Ketua Umum Asosiasi Pengelola Pusat Belanja Indonesia (APPBI) Alphonzus Widjaja menyatakan, pusat perbelanjaan berpotensi kehilangan pendapatan hingga Rp5 triliun per bulan selama pembatasan mobilitas di masa PPKM.
“Selama ditutup sementara, maka pusat perbelanjaan (anggota APPBI di seluruh Indonesia) berpotensi kehilangan pendapatan sekitar Rp5 triliun setiap bulan.

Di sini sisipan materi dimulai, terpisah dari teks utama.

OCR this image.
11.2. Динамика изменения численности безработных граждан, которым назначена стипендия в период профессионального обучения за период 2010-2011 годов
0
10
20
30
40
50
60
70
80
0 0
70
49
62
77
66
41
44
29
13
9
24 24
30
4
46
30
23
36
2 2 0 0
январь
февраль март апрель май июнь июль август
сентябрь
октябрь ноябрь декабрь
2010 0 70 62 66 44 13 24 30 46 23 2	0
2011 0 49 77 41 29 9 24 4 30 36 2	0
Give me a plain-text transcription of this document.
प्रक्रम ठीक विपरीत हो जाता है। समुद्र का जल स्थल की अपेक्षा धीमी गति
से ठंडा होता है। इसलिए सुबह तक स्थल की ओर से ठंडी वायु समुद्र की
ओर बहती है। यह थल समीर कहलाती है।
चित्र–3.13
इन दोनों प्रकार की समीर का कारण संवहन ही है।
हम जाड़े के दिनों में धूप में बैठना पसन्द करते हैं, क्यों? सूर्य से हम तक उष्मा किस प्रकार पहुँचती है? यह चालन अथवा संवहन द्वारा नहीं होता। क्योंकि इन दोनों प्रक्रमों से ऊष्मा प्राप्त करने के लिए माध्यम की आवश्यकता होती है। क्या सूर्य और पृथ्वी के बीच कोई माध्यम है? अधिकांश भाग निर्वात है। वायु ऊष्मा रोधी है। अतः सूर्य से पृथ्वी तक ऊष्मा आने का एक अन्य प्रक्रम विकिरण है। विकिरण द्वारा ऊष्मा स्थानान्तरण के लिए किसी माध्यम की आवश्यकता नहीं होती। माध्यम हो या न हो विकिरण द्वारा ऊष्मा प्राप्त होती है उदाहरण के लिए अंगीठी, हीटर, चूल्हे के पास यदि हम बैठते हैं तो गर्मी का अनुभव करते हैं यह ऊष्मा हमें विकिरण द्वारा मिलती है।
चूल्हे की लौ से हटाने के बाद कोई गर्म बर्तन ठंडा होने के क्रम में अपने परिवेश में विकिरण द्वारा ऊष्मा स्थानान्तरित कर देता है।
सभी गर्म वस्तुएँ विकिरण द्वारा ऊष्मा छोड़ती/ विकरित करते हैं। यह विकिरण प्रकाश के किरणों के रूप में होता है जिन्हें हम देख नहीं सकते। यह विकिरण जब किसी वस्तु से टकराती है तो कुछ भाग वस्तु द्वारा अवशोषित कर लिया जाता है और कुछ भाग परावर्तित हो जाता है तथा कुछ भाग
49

Dan nilai tersebut adalah nilai pendapatan bukan nilai penjualan,” ujar Alphonzus.
“Tingkat kunjungan ke Pusat Perbelanjaan meningkat semenjak ada banyak kelonggaran meski secara bertahap sejak diberlakukan pelonggaran, namun memang peningkatannya masih cenderung lambat”.
Alphonzus bersama pelaku ritel telah melihat potensi saat ini sudah terjadi peningkatan pengunjung ke pusat perbelanjaan di Jakarta setelah diizinkan beroperasi kembali pada pertengahan Agustus 2021.